Having two square matrices $n \times n$ where the values are repeated for entries which are located diagonally with respect to each other, is it possible to get a time complexity $O(n^2\log n)$?

I tried the Strassen method for this kind of matrices but I can't achieve to get that complexity, any tips?

An example of the matrices could be:

$$\begin{pmatrix} 1 & 2 & 3 & 4\\ 5 & 1 & 2 & 3\\ 6 & 5 & 1 & 2\\ 7 & 6 & 5 & 1 \end{pmatrix}$$

Thanks (:

Answer 1

The general purpose matrix multiplication of two $4 \times 4$ matrices requires $64$ elementary multiplications.
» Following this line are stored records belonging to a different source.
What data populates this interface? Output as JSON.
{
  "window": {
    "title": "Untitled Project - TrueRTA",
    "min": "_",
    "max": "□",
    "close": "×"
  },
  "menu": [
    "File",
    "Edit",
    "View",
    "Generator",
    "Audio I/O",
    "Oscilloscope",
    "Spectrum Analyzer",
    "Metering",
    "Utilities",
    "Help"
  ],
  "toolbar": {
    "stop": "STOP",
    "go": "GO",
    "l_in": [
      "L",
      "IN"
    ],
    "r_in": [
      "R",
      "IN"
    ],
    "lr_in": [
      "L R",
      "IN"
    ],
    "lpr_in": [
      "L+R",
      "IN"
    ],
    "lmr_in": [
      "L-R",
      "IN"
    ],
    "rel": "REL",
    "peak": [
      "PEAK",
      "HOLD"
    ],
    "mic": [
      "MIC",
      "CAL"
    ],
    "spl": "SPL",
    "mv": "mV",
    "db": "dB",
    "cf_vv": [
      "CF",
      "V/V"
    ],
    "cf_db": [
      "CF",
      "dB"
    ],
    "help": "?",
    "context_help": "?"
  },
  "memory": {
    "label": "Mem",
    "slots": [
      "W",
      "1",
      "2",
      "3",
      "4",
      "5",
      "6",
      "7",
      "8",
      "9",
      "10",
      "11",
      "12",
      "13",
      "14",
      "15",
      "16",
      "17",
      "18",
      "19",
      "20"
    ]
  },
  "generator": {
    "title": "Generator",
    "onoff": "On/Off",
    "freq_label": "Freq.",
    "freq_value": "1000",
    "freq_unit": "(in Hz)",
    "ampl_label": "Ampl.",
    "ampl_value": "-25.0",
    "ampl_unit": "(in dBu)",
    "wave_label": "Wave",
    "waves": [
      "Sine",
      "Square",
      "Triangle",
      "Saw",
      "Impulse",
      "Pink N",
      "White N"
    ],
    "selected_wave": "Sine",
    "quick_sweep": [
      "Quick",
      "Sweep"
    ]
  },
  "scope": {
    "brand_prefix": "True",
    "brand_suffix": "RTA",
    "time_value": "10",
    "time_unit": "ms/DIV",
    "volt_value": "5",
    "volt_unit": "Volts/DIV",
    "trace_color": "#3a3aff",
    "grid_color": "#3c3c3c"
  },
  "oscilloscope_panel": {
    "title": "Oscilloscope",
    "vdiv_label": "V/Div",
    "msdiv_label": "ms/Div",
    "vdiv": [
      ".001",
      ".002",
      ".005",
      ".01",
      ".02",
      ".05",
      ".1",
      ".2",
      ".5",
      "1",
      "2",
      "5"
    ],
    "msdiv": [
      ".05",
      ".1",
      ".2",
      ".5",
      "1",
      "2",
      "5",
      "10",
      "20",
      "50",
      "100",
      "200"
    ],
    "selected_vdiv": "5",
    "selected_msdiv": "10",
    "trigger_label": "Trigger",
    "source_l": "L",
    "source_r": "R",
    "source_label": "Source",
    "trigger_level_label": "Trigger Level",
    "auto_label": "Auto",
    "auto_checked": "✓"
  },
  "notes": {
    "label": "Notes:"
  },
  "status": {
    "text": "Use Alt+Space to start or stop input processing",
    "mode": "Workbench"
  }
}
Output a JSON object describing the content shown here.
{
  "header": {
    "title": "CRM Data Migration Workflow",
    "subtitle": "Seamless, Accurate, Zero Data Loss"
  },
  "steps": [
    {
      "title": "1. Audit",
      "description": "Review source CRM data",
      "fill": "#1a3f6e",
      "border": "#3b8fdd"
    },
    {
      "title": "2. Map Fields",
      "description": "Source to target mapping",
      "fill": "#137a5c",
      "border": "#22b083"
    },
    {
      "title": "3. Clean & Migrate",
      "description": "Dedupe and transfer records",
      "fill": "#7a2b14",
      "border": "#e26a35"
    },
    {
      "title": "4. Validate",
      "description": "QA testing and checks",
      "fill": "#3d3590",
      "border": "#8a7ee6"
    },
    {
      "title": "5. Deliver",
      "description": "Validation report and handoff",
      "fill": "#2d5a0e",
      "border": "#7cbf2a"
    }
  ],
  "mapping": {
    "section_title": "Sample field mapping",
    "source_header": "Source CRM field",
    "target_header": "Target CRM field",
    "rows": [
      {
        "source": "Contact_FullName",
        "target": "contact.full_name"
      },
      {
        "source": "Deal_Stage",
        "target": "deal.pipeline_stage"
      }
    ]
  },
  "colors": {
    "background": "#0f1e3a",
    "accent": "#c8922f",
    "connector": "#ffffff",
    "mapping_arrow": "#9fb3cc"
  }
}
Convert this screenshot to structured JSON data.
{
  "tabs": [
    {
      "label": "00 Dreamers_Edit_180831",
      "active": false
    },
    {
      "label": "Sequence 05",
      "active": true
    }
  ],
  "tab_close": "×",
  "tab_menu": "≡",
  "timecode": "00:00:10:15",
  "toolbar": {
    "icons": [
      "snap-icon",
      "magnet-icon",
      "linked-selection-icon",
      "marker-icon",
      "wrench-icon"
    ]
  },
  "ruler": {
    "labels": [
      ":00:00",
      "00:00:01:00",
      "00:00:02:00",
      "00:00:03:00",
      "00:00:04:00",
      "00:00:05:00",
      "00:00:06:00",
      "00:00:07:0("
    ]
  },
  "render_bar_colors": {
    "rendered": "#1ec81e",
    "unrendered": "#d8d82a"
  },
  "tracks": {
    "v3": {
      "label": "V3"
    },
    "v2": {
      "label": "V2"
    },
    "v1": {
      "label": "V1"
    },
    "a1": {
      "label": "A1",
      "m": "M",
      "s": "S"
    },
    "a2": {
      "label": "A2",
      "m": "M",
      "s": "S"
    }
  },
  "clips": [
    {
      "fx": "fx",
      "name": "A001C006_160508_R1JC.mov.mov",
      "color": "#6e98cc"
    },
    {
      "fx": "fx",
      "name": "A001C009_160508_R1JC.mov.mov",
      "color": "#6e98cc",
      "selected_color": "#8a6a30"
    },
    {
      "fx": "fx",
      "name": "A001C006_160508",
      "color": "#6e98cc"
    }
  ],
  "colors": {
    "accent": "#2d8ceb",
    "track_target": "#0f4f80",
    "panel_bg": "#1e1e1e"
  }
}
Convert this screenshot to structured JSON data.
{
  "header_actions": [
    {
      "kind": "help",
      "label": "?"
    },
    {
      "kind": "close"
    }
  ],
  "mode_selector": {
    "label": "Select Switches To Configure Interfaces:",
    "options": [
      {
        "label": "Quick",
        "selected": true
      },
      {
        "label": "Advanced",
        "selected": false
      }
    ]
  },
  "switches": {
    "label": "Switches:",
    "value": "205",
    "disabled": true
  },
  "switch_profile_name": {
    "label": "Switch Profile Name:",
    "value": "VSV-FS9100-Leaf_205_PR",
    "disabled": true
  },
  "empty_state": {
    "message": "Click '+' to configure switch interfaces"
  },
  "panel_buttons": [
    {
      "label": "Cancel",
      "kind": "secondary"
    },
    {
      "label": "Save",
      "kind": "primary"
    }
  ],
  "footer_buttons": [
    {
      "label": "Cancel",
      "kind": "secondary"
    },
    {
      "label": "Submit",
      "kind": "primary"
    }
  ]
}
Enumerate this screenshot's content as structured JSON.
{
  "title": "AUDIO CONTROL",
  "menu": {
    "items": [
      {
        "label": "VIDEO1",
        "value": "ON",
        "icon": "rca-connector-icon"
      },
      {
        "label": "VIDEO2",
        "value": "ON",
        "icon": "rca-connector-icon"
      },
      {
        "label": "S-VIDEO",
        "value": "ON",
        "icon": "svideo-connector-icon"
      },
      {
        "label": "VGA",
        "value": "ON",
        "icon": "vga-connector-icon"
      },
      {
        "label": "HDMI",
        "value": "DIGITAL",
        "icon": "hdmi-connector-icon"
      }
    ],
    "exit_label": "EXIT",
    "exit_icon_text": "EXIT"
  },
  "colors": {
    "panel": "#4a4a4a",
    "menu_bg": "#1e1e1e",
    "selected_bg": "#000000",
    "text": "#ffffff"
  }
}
Using Strassen's algorithm, only $49$ are required.

Due to the special diagonal structure of the matrices, $37$ multiplications are sufficient:

Matrix A:

a1 a2 a3 a4 
a5 a1 a2 a3 
a6 a5 a1 a2 
a7 a6 a5 a1 

Matrix B:

b1 b2 b3 b4 
b5 b1 b2 b3 
b6 b5 b1 b2 
b7 b6 b5 b1

Products:

P01 = a1b1
P02 = a1b2
P03 = a1b3
P04 = a1b4
P05 = a1b5
P06 = a1b6
P07 = a1b7
P08 = a2b1
P09 = a2b2
P10 = a2b3
P11 = a2b5
P12 = a2b6
P13 = a2b7
P14 = a3b1
P15 = a3b2
P16 = a3b5
P17 = a3b6
P18 = a3b7
P19 = a4b1
P20 = a4b5
P21 = a4b6
P22 = a4b7
P23 = a5b1
P24 = a5b2
P25 = a5b3
P26 = a5b4
P27 = a5b5
P28 = a5b6
P29 = a6b1
P30 = a6b2
P31 = a6b3
P32 = a6b4
P33 = a6b5
P34 = a7b1
P35 = a7b2
P36 = a7b3
P37 = a7b4

Matrix product $C = A \times B$:

c11 =  P01                                    +P11                    +P17                +P22                                                            
c12 =      P02                    +P08                            +P16                +P21                                                                
c13 =          P03                    +P09                +P14                    +P20                                                                    
c14 =              P04                    +P10                +P15            +P19                                                                        
c21 =                  P05                        +P12                    +P18                +P23                                                        
c22 =  P01                                    +P11                    +P17                        +P24                                                    
c23 =      P02                    +P08                            +P16                                +P25                                                
c24 =          P03                    +P09                +P14                                            +P26                                            
c31 =                      P06                        +P13                                                    +P27    +P29                                
c32 =                  P05                        +P12                                        +P23                        +P30                            
c33 =  P01                                    +P11                                                +P24                        +P31                        
c34 =      P02                    +P08                                                                +P25                        +P32                    
c41 =                          P07                                                                                +P28                +P33+P34            
c42 =                      P06                                                                                +P27    +P29                    +P35        
c43 =                  P05                                                                    +P23                        +P30                    +P36    
c44 =  P01                                                                                        +P24                        +P31                    +P37

It might be possible to reduce this number even further. No optimization was attempted rather than keeping track of the products which actually occur.